Dia terkekeh. "Oh iya aku ingat. Apa kamu mau tahu ceritanya?"
"Apa?"
"Dulu saking seringnya aku diam di kamar kakak, hingga lupa aku pernah tidur di kasurnya dari malam sampai pagi. Nah ketika subuh aku bangun dan turun ke bawah, ternyata kakak sudah tidur di sofa ruang tamu. Dari situ aku malu dan merasa bersalah. Kukira kakak tak pulang saat itu. Eh ternyata tidur di bawah." Sorot matanya seperti mengenang kejadian itu.
Aku tertawa geli, "lalu respon kakakmu setelah tahu kamu tidur, bagaimana?"
"Dia tak marah. Justru papaku yang marah Reine," aku bisa melihat raut wajahnya yang nampak cemberut, "pagi itu aku sudah diomeli. Katanya kamu itu udah punya kamar sendiri. Kenapa tidur di kamar kakak?" Aku tak bisa menahan tawa tatkala dia menirukan suara dan logat ayahnya ketika memarahinya itu.
"Eh, kenapa ketawa?" Timpalnya.
"Oh, tidak," aku kembali memasang raut datar, "lalu bagaimana lagi?"
"Ya kakak yang membelaku di depan papa. Katanya tak apa, mungkin aku sedang bosan dengan suasana kamarku sendiri. Dan untungnya, papa selalu luluh dengan setiap ucapan kakak."
"Oh, iya. Kan tadi katamu, kamu pernah tidur di kamar kakak, nah kenapa kakakmu tak tidur saja di kamarmu?" Tiba-tiba muncul saja pertanyaan seperti itu.
"Istimewanya kakak terletak di situ, Rein. Dia tak pernah berani masuk ke kamarku. Meski aku paksa juga, dia tak mau. Entah apa alasannya."
"Aku tahu alasannya."
"Oh ya, apa?" Tanyanya begitu antusias.
"Kalau menurutku sih, kakakmu itu ingin menjaga kehormatanmu, Ayssa. Dia tak mau kamarmu itu bebas dimasuki oleh lelaki luar. Apalagi mungkin dia merasa bahwa...."
"Bahwa?"
"Kamu dan dia itu tak ada ikatan darah. Yang itu artinya menurut Islam, kalian masih tetap orang lain meskipun hubungan kalian sudah seperti adik kakak. Bahkan lebih."

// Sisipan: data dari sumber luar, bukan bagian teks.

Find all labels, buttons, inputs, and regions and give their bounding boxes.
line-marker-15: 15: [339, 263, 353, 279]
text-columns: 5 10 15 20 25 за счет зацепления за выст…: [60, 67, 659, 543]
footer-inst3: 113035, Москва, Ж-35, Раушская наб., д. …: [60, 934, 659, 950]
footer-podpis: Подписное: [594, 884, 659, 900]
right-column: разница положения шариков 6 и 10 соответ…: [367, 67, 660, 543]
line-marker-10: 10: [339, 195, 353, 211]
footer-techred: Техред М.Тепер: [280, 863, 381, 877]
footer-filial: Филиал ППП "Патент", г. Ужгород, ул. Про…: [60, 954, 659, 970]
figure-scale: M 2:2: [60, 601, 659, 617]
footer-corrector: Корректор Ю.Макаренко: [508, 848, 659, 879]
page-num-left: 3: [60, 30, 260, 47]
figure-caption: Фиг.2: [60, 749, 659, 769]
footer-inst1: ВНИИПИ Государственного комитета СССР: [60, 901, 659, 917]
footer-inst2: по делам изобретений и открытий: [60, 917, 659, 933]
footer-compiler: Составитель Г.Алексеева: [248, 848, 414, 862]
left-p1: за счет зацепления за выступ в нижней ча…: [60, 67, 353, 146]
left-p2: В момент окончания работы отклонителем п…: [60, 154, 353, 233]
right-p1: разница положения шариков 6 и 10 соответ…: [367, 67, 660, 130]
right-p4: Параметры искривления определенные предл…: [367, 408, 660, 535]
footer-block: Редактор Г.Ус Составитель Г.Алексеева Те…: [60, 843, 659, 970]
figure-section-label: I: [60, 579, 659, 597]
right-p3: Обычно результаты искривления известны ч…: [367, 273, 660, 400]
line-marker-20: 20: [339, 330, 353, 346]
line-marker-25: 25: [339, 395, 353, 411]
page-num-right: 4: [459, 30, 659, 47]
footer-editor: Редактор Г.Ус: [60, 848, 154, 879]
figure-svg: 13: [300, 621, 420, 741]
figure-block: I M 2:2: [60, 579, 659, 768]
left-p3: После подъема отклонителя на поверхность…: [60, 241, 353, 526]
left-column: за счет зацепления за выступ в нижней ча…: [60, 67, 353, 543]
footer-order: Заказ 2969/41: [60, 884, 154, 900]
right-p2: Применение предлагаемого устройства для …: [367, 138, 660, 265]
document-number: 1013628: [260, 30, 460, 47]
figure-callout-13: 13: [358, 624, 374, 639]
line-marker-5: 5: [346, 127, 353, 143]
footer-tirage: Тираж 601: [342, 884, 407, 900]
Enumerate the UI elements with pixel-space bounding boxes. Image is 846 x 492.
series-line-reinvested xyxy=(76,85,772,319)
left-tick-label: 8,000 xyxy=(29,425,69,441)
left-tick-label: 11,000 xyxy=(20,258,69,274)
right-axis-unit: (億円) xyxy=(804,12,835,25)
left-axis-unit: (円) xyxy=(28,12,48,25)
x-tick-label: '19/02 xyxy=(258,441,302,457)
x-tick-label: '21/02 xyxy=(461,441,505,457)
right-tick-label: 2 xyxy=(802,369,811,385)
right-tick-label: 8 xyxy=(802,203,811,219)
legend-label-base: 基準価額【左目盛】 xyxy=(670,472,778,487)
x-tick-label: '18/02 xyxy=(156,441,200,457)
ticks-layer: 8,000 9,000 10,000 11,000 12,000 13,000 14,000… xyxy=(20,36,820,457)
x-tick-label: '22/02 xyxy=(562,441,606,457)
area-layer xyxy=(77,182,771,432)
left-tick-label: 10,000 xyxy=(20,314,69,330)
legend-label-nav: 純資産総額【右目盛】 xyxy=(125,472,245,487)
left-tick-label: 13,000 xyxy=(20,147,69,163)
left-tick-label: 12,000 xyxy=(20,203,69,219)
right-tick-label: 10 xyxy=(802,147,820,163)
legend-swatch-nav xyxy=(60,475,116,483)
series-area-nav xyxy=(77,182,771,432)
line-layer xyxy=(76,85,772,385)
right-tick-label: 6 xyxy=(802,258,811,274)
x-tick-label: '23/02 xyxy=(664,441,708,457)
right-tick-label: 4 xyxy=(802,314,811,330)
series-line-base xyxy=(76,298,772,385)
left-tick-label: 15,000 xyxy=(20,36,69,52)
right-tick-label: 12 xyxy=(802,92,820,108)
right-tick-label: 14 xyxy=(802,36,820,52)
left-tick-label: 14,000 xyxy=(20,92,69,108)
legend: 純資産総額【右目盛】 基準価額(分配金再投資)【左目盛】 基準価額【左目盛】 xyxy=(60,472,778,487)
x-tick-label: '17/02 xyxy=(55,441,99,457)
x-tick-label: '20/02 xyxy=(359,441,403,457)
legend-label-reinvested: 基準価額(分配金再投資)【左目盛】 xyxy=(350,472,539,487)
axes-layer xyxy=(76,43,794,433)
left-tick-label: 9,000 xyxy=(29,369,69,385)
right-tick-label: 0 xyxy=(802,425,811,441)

"Oh iya. Kenapa aku tak berpikir ke sana ya waktu itu?" Dia terkekeh, "sudahlah. Mari aku tunjukkan sesuatu padamu."
"Ap-"
Prankk!!!
Tiba-tiba kami dikejutkan oleh suara benda pecah. Tanpa ba-bi-bu lagi, aku ada Ayssa berlari turun menuju sumber suara.
Benar dugaanku, sebuah batu telah dilemparkan ke jendela depan rumah hingga membuat kacanya pecah berantakan.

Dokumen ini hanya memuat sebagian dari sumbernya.